実は、「○○館」「○○荘」「○○ホテル」といった名称に法律上の区別はありません。
宿は歴史やイメージ、地域性などを考えながら、自由に名前を付けることができます。
とはいえ、それぞれには昔からのイメージがあります。
「○○館」は、大きく格式のある建物を連想させる名前です。
「本館」「別館」という言葉にも使われるように、堂々とした雰囲気があり、老舗旅館でよく見かけます。
一方、「○○荘」は、「山荘」や「別荘」のように、静かで落ち着いた雰囲気を感じさせる呼び名です。
比較的小規模で、家庭的な宿に付けられることが多い印象があります。
そして「○○ホテル」。
本来は洋風の宿泊施設を意味する言葉ですが、日本の温泉地では必ずしもそうとは限りません。
玄関で靴を脱ぎ、畳の和室に泊まり、夕食は部屋食……そんな純和風の温泉旅館でも「ホテル」を名乗っていることは珍しくありません。
ほかにも、「○○亭」「○○園」「○○別館」「○○山荘」など、宿の名前には実にさまざまなバリエーションがあります。
「格式を感じてもらいたい」
「昔からの屋号を残したい」
「親しみやすい名前にしたい」
など、それぞれの宿の思いや歴史が名前に込められているのです。
つまり、「○○館だから高級」「○○荘だから小さな宿」「ホテルだから洋室」というわけではありません。

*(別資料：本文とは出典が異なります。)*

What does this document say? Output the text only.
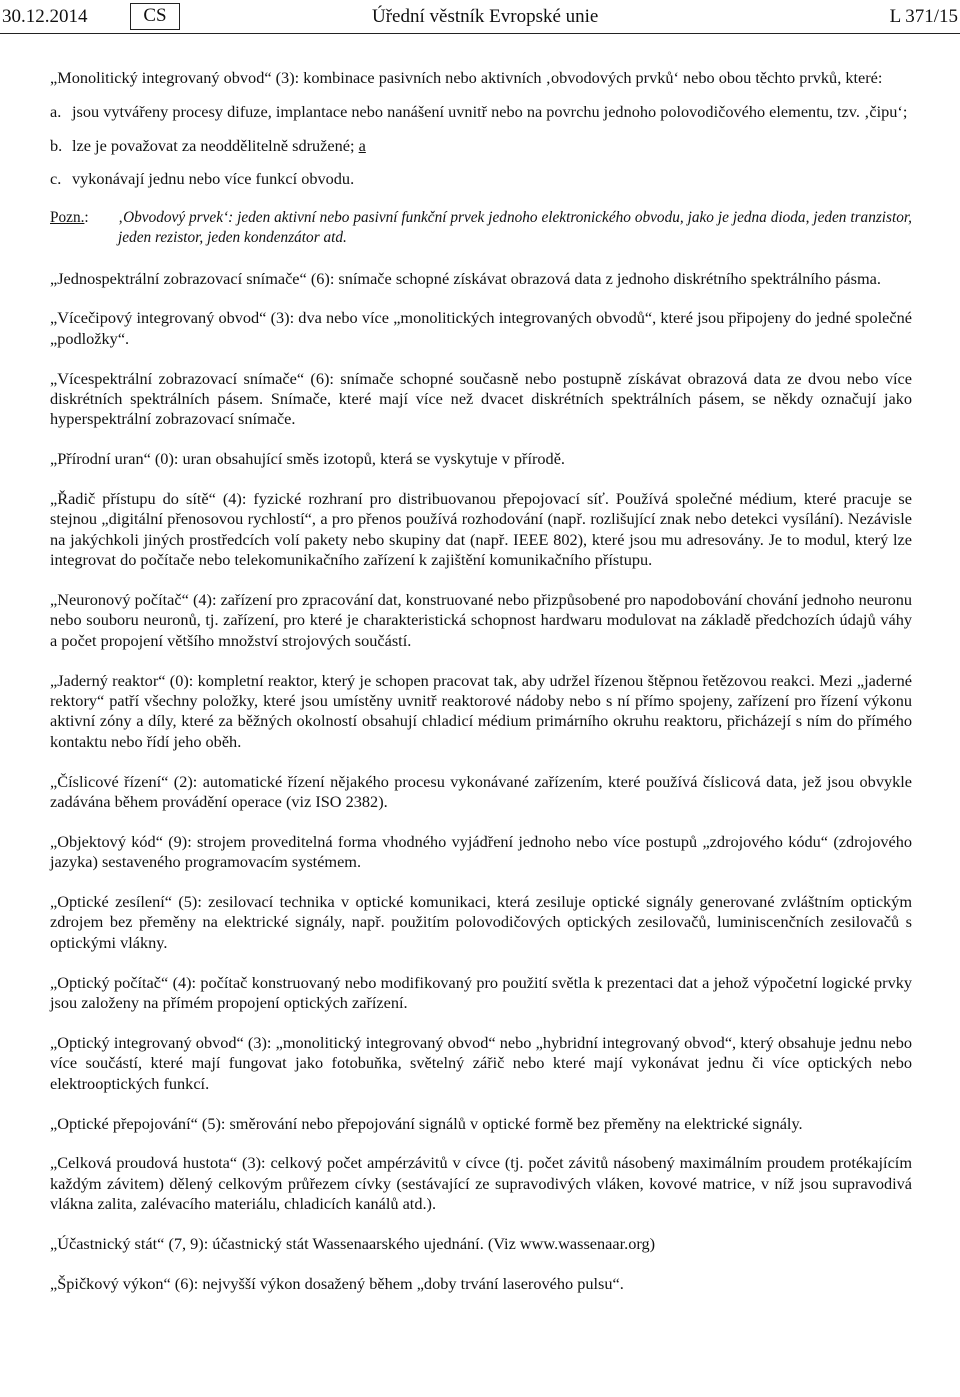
30.12.2014	CS	Úřední věstník Evropské unie	L 371/15

„Monolitický integrovaný obvod“ (3): kombinace pasivních nebo aktivních ‚obvodových prvků‘ nebo obou těchto prvků, které:

a. jsou vytvářeny procesy difuze, implantace nebo nanášení uvnitř nebo na povrchu jednoho polovodičového elementu, tzv. ‚čipu‘;
b. lze je považovat za neoddělitelně sdružené; a
c. vykonávají jednu nebo více funkcí obvodu.
Pozn.:	‚Obvodový prvek‘: jeden aktivní nebo pasivní funkční prvek jednoho elektronického obvodu, jako je jedna dioda, jeden tranzistor, jeden rezistor, jeden kondenzátor atd.

„Jednospektrální zobrazovací snímače“ (6): snímače schopné získávat obrazová data z jednoho diskrétního spektrálního pásma.

„Vícečipový integrovaný obvod“ (3): dva nebo více „monolitických integrovaných obvodů“, které jsou připojeny do jedné společné „podložky“.

„Vícespektrální zobrazovací snímače“ (6): snímače schopné současně nebo postupně získávat obrazová data ze dvou nebo více diskrétních spektrálních pásem. Snímače, které mají více než dvacet diskrétních spektrálních pásem, se někdy označují jako hyperspektrální zobrazovací snímače.

„Přírodní uran“ (0): uran obsahující směs izotopů, která se vyskytuje v přírodě.

„Řadič přístupu do sítě“ (4): fyzické rozhraní pro distribuovanou přepojovací síť. Používá společné médium, které pracuje se stejnou „digitální přenosovou rychlostí“, a pro přenos používá rozhodování (např. rozlišující znak nebo detekci vysílání). Nezávisle na jakýchkoli jiných prostředcích volí pakety nebo skupiny dat (např. IEEE 802), které jsou mu adresovány. Je to modul, který lze integrovat do počítače nebo telekomunikačního zařízení k zajištění komunikačního přístupu.

„Neuronový počítač“ (4): zařízení pro zpracování dat, konstruované nebo přizpůsobené pro napodobování chování jednoho neuronu nebo souboru neuronů, tj. zařízení, pro které je charakteristická schopnost hardwaru modulovat na základě předchozích údajů váhy a počet propojení většího množství strojových součástí.

„Jaderný reaktor“ (0): kompletní reaktor, který je schopen pracovat tak, aby udržel řízenou štěpnou řetězovou reakci. Mezi „jaderné rektory“ patří všechny položky, které jsou umístěny uvnitř reaktorové nádoby nebo s ní přímo spojeny, zařízení pro řízení výkonu aktivní zóny a díly, které za běžných okolností obsahují chladicí médium primárního okruhu reaktoru, přicházejí s ním do přímého kontaktu nebo řídí jeho oběh.

„Číslicové řízení“ (2): automatické řízení nějakého procesu vykonávané zařízením, které používá číslicová data, jež jsou obvykle zadávána během provádění operace (viz ISO 2382).

„Objektový kód“ (9): strojem proveditelná forma vhodného vyjádření jednoho nebo více postupů „zdrojového kódu“ (zdrojového jazyka) sestaveného programovacím systémem.

„Optické zesílení“ (5): zesilovací technika v optické komunikaci, která zesiluje optické signály generované zvláštním optickým zdrojem bez přeměny na elektrické signály, např. použitím polovodičových optických zesilovačů, luminiscenčních zesilovačů s optickými vlákny.

„Optický počítač“ (4): počítač konstruovaný nebo modifikovaný pro použití světla k prezentaci dat a jehož výpočetní logické prvky jsou založeny na přímém propojení optických zařízení.

„Optický integrovaný obvod“ (3): „monolitický integrovaný obvod“ nebo „hybridní integrovaný obvod“, který obsahuje jednu nebo více součástí, které mají fungovat jako fotobuňka, světelný zářič nebo které mají vykonávat jednu či více optických nebo elektrooptických funkcí.

„Optické přepojování“ (5): směrování nebo přepojování signálů v optické formě bez přeměny na elektrické signály.

„Celková proudová hustota“ (3): celkový počet ampérzávitů v cívce (tj. počet závitů násobený maximálním proudem protékajícím každým závitem) dělený celkovým průřezem cívky (sestávající ze supravodivých vláken, kovové matrice, v níž jsou supravodivá vlákna zalita, zalévacího materiálu, chladicích kanálů atd.).

„Účastnický stát“ (7, 9): účastnický stát Wassenaarského ujednání. (Viz www.wassenaar.org)

„Špičkový výkon“ (6): nejvyšší výkon dosažený během „doby trvání laserového pulsu“.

……とはいえ、初めて訪れる温泉地では、つい名前だけで宿の雰囲気を想像してしまいますよね。
次に温泉街を歩くときは、「どうしてこの宿は『館』なんだろう?」「ホテルなのに和風なのはなぜだろう?」と少し気にしてみてください。
宿の名前にも、その土地の歴史や宿の個性が隠れているかもしれません。